Der Kampf gegen den Durst spielte für den Menschen schon immer eine zentrale Rolle. Während man ohne feste Nahrung mehrere Wochen durchhält, überlebt man ohne Flüssigkeitszufuhr nur wenige Tage. Einzig die Luft zum Atmen ist für den Menschen von noch größerer Dringlichkeit. Um ihn physisch zu stärken und psychisch zu erquicken, entstanden in den Anfängen der Zivilisationsgeschichte Bier und Wein. Die Geschichte des Weines ist eng mit der Geschichte der Menschheit verbunden. Hugh Johnson beschäftigte sich damit ein Vierteljahrhundert, ehe die Erstauflage seiner Weingeschichte 1989 zum Klassiker der Weinliteratur wurde. Die Übersetzung in elf Sprachen und die Auszeichnung mit allen wichtigen Weinbuchpreisen zeugt von dessen Anerkennung in der Welt des Weins. Neben seiner Neuauflage sind dem Weinfreund der Große und der jährlich mit einer Auflage von 400.000 Stück erscheinende Kleine Johnson ein Begriff. Auch sein Weinatlas zählt zu den klassischen Nachschlagewerken.
Als Weinkenner, Autor und Historiker behandelt Johnson die Rolle des Weines in sämtlichen Hochkulturen der Geschichte. Er vereint Alte und Neue Welt. Spanien, Italien, Frankreich und Portugal werden ebenso thematisiert wie die ‚neuen' Weinbauregionen Kalifornien, Australien, Chile, Südafrika und Neuseeland. Die kultische Bedeutung des Weines in den Weltreligionen nimmt ebenso einen zentralen Punkt bei Johnson ein. Obwohl viele Kulturtechniken sich bis in die Steinzeit zurückverfolgen lassen, hat einzig der Wein eine sakrale Bedeutung. Verwendung fand der Wein auch in der Medizin als Arznei und Antiseptikum. Beim Briten Johnson zeigt sich eine besondere Affinität zur englischen Weingeschichte. Weinhandel und Weinkonsum spielen eine wesentliche Rolle, weniger der mäßig vorhandene Weinbau auf der britischen Insel. Die britische Vorliebe für den Bordeaux trug auch wesentlich zu dessen Stellung am Weinmarkt bei. Vom österreichischen Wein zeigt sich der Autor allerdings wenig angetan. Trotz riesiger Anbauflächen hatte der Wein der Habsburger am Weltmarkt eine geringe Bedeutung.Das einzige echte Spitzengewächs war der Tokajer - „überhaupt kamen sämtliche besseren Weine der Donaumonarchie aus Ungarn". (Johnson, 2005, S. 209)

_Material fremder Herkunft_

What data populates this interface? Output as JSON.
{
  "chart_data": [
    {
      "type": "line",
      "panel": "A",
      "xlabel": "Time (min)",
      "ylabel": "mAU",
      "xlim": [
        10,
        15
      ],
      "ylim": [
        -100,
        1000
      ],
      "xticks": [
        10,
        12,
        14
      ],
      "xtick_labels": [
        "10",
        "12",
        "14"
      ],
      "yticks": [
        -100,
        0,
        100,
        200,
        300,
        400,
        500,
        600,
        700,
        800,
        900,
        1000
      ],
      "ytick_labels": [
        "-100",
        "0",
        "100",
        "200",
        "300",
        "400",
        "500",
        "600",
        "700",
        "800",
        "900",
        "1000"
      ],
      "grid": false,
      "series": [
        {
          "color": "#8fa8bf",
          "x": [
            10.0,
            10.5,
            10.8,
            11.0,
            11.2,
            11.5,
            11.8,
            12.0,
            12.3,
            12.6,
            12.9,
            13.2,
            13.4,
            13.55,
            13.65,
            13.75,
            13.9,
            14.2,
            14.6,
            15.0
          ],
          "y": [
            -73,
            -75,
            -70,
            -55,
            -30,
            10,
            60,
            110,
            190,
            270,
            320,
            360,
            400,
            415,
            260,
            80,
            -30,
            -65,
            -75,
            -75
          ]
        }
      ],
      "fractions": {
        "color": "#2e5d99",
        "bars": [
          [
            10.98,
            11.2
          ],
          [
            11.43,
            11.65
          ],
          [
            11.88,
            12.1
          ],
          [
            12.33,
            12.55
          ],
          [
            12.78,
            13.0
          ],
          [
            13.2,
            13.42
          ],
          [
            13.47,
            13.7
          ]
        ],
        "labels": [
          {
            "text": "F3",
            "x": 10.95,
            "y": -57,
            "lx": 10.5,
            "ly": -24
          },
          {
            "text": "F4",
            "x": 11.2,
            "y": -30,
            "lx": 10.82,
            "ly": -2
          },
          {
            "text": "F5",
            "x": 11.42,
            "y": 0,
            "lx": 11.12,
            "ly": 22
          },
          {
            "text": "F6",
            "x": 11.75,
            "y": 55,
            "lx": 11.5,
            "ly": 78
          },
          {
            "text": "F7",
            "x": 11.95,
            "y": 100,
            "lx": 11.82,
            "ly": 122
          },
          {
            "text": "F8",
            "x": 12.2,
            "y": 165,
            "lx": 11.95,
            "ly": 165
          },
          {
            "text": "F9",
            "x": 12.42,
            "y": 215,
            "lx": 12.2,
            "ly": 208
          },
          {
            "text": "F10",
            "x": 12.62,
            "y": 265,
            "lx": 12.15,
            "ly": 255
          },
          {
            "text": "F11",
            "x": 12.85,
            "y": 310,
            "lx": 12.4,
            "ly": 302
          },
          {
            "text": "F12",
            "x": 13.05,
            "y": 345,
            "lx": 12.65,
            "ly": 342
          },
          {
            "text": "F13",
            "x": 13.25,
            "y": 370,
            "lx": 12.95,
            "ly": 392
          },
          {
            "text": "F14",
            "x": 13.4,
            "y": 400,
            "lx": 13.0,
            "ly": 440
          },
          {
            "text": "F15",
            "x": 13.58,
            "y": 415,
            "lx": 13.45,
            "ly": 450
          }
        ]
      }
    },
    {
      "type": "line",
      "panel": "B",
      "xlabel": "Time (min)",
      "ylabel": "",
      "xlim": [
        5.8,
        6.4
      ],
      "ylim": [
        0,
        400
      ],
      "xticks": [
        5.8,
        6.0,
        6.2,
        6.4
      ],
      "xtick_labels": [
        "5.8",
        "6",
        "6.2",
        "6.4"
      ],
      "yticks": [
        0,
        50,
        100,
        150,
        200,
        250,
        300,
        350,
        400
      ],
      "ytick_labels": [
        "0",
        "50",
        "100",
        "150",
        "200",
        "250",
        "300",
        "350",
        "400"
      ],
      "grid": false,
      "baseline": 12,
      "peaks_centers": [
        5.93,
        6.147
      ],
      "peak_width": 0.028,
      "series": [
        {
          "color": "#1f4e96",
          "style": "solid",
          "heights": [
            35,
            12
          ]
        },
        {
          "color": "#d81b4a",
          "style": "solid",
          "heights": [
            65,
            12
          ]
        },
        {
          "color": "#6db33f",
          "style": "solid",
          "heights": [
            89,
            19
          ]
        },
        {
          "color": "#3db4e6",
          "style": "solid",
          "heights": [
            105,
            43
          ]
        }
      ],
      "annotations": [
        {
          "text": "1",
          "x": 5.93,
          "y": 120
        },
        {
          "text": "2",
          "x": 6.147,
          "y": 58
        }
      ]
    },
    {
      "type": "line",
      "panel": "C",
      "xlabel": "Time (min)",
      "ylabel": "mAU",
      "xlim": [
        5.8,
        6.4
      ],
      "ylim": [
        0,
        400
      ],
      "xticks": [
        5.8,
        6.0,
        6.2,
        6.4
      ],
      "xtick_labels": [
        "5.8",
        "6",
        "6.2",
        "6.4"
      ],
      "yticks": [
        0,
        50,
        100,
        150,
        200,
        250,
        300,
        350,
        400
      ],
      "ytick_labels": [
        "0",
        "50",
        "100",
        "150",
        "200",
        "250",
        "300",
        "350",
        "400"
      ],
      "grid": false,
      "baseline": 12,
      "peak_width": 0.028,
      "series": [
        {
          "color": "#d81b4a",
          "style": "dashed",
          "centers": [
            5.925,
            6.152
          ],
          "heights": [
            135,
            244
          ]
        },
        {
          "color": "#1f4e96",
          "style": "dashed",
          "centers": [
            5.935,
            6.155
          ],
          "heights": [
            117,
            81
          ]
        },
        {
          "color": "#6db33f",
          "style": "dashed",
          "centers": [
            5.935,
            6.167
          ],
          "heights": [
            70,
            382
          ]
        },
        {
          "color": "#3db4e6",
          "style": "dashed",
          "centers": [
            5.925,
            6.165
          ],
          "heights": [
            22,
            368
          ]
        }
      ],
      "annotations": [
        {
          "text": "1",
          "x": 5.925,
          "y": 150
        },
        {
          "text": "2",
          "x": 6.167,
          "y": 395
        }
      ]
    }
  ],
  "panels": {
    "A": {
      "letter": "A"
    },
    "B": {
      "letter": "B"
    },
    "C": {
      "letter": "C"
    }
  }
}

Doch muss sich der österreichische Weinpatriot nicht gekränkt fühlen. Hugh Johnson behandelt die Weingeschichte des 20. Jahrhunderts äußerst kurz und oberflächlich.Nicht nur zwei Kriege und der damit verbundene Rückgang des Weinbaus kennzeichneten das letzte Jahrhundert, sondern auch unzählige Innovationen und ein zunehmender Qualitätswettbewerb. Trotz des ständigen Auf und Ab stieg der Wein vom Alltagsgetränk der Mittelmeerländer auf zum Gegenstand intensiven Interesses, Wettbewerbs und Vergleichs. Dennoch lässt sich Johnson die Sachkenntnis über die Weingeschichte nicht absprechen. Seine Anekdoten und ‚Gschichtln' stehen auch nicht im Gegensatz zu einer seriösen wissenschaftlichen Behandlung des Themas. So eignet sich die Weingeschichte nicht nur für den Historiker, sondern auch für den gewöhnlichen Weinliebhaber, der unterhalten werden will. Beide werden beim Lesen der Weingeschichte entdecken, dass man überall in der Geschichte auf die Spuren des Weines stößt.